Abstract
Revell et al. (2025) used a coupled chemistry-climate model to project the impact of rocket launches on stratospheric ozone recovery over the period through 2030. The paper builds two scenarios: a "conservative" projection of 884 launches per year and an "ambitious" 2,040 launches/year. Both scenarios use a fuel mix dominated by current trajectories (mixed solid-rocket-motor + kerosene + emerging methalox). Ozone depletion in the ambitious scenario reaches −0.29% annual-mean near-global total column, with Antarctic springtime ozone loss of 3.9%. The conservative scenario shows −0.17% annual near-global depletion. Both depletion estimates depend strongly on the current/projected fuel mix, with solid-rocket-motor chlorine and kerosene/hypergolic black carbon as the dominant agents. The authors note that current FAA/FCC licensing rates suggest the conservative scenario may be exceeded before 2030. Crucially: methalox-specific scenarios are explicitly identified as a research gap — the paper does not model what happens if the fleet transitions to pure methalox.
Key claims
- launch-rate-conservative: "884 launches per year" → −0.17% near-global ozone annual mean.
- launch-rate-ambitious: "2,040 launches per year" → −0.29% near-global; −3.9% Antarctic springtime ozone.
- chlorine-from-SRM: dominant ozone-destroying mechanism, from solid rocket motor propellant.
- black-carbon-stratospheric: kerosene/hypergolic BC produces secondary ozone loss via stratospheric warming.
- methalox-uncertainty: "uncertainty about large-scale deployment effects" for methalox (LNG) specifically.
- antarctic-vs-global: Antarctic spring loss substantially larger than global average (chlorine activation on polar stratospheric clouds).

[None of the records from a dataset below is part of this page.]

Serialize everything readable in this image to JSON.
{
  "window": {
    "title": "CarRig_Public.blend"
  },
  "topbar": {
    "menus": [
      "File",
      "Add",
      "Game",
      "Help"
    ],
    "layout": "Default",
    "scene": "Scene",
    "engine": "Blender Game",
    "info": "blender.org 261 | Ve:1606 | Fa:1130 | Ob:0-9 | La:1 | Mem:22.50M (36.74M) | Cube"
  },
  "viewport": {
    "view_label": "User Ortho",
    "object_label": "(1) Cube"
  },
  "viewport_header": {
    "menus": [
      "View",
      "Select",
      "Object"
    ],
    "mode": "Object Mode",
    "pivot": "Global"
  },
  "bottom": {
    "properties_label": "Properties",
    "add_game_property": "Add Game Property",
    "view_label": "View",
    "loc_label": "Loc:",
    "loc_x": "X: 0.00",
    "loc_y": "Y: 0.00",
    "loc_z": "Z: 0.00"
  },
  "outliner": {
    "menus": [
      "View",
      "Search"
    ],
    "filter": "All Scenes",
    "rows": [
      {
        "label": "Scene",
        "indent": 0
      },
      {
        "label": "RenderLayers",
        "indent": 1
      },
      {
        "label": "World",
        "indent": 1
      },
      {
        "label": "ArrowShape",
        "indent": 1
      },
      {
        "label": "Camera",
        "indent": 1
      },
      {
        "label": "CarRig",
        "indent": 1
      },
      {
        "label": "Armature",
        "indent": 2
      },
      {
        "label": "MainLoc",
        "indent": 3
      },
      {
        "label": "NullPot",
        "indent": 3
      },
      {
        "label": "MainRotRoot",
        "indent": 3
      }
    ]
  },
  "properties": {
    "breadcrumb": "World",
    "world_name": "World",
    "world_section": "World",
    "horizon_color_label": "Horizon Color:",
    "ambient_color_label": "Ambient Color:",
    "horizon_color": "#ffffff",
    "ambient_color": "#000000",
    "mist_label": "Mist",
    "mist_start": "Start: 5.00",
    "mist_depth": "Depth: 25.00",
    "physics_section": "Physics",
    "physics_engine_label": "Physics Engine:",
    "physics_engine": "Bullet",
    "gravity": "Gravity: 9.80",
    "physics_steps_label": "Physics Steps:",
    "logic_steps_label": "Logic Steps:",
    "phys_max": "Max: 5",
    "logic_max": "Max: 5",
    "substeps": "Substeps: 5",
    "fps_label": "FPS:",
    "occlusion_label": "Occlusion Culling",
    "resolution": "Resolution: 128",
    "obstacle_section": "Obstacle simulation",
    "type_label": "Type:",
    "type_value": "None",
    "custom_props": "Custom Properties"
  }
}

- timing: conservative scenario may be exceeded before 2030 at current licensing rates.
Reviewer notes
This is the foundational tier-S paper for q2's ozone-binding analysis at the few-thousand-launches/yr scale. Key for our analysis: the paper's projections are at the current fuel mix, which includes large solid-rocket-motor contribution. Pure-methalox scenarios (which Starship-dominated futures would represent) eliminate the chlorine pathway and dramatically reduce BC; the residual ozone impact comes from stratospheric H2O perturbation, NOx from launch and reentry, and ablation-aerosol effects. The paper does not establish a methalox-only ceiling. That requires separate first-principles calc. Cross-reference with Ryan 2022 emission factors (LH2/methalox produce H2O but no BC, no Cl) and Murphy 2023 (reentry metals are independent of propellant choice).